How Do You Know If It's the Right Time to Sell?

Is it time to sell the dogs in your portfolio?

A recent wave of corporate mergers, interest rate hikes, continuing downsizings and restructurings by major companies, opinions of an overvalued stock market--among other things--are making this question pivotal for many investors, some experts maintain.

Selling at the right time can drastically improve your investment results. But no one likes to talk about selling, experts say. Instead, investors who buy a stock or mutual fund that loses ground--or changes so drastically that it no longer suits their investment goals--tend to hang on, hoping against hope that the investment will come back, says Michael Wilkinson, president of ADAM Investment Services in Atlanta.

"Nobody wants to admit that they made a mistake," says Wilkinson. "If they only talk about the winners and about where next to invest, they never have to say, 'Golly, look at the dumb thing I did here.' "

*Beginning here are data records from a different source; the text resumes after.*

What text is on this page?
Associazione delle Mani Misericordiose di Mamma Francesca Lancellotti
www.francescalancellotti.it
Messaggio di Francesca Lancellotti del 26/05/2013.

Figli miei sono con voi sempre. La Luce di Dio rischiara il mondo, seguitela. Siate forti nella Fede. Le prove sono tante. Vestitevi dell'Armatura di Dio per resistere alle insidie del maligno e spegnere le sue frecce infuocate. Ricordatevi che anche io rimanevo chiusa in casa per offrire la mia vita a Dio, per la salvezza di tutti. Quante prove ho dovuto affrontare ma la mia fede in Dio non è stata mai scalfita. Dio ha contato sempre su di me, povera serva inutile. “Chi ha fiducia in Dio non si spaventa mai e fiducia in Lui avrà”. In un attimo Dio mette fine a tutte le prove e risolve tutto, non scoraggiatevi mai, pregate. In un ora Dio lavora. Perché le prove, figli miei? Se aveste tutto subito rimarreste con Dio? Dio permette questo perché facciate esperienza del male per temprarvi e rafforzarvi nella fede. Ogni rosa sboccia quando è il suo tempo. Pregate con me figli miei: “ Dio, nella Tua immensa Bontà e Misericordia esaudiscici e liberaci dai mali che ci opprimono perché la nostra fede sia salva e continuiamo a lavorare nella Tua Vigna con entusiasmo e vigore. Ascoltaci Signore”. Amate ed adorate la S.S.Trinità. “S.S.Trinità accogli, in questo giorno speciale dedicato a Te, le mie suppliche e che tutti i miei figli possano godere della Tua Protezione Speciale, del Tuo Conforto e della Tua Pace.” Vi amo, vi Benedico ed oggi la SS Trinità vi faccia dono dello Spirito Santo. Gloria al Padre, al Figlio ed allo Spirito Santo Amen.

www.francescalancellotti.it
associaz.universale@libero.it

How do you determine the right time to sell? There's no simple answer, but here are a few factors that experts say you should assess:

* Market conditions. If you invest in individual stocks or in "sector" funds--those that concentrate on specialized industries--consider how overall market trends will affect your portfolio. Will interest rate hikes decimate the earnings of your bank and utility stocks? Will the success or failure of health care reform benefit or harm the value of your biotechnology, health care or tobacco stocks? If all of your investments are in industries unlikely to be scathed by pending change, move on to the next consideration.

* Price-earnings ratios. Measurements of how a company's selling price compares to its earnings are a good measure of whether the stock is undervalued, overvalued or about right.

However, there is no "right" range that applies to every company, says Stephen W. Boesel, president of Baltimore-based T. Rowe Price's growth and income fund. The way to evaluate a price-earnings ratio is by reviewing company history, he says.

Value Line investment reports--available at many public libraries--show the past levels of individual company price-earnings ratios. If your company's ratio is currently at the high end of that historic range, consider whether the company's size and earnings are set to grow faster than normal. If not, it may be time to sell.

* Dividend yields. Comparing a stock's dividend to its market price is also a telling indication of value. If today's dividend yield is historically low, it may be because the company's market price is too high and set for a fall--another bailout signal.

* Corporate change. Mergers, restructurings and sales of subsidiaries can cause companies to change direction. If your companies have drastically altered their business lines, consider whether you're still comfortable investing with them for the long haul.

* Results. If the stock you buy loses 10% of its value right off the bat, you should sell it, says Ernie Mysogland, executive vice president and chief investment officer of NWNL Northstar Funds in Greenwich, Conn. That loss is an indication that you either overpaid for the stock or were mistaken about its fundamentals, he says. Don't be thrown for a loop if share prices fall back a bit once they've appreciated, though. The rule of thumb is to sell losers and let the winners ride--at least until they hit their target prices.

* Price targets. Normally, you should buy stocks when you think they're undervalued and sell when you think they're fully valued, says Mysogland. That means you must take a close look at a company's fundamentals--such as price relative to earnings, dividend yields and growth prospects--and have a clear idea of how high the stock should go to account for the company's underlying value, the "target price." For instance, you may think a stock that's selling for $20 is worth $30.

Remember the target price. And once you hit it, sell, Mysogland says. It may be that the stock rises higher. But unless the company's prospects changed between your initial evaluation and when it hit the target price, you're better off getting out while the getting's good.

* Fund performance. When you invest through mutual funds, you rely on a fund manager to analyze the fundamentals of each stock. You analyze managers by paying close attention to their performance relative to that of other similar funds. In other words, compare growth funds to growth funds, global to global and so on.

As a rule of thumb, buy based on close analysis of five years' worth of strong performance but sell based on shorter-term results--just four quarters, says Wilkinson. Don't sell a fund just because it's not in the Top 10. But if it's not ranked among the top 50% of funds in its category for four quarters in a row, it's time to look for a better option, he says.

Others say you should watch a little longer--between five and six quarters. And you should be more apt to switch if there have been significant changes in the direction or management of the fund.

"If one-year performance is lagging and it's in conjunction with a policy change, investment strategy change or manager change, then that fund ought to be on watch," says Craig Litman, principal in Litman/Gregory & Co., a San Francisco-based investment management firm. "If there has been no major change in direction, you should give it a little more time."

In any case, more than 18 months of lagging performance is a sell signal, these experts maintain.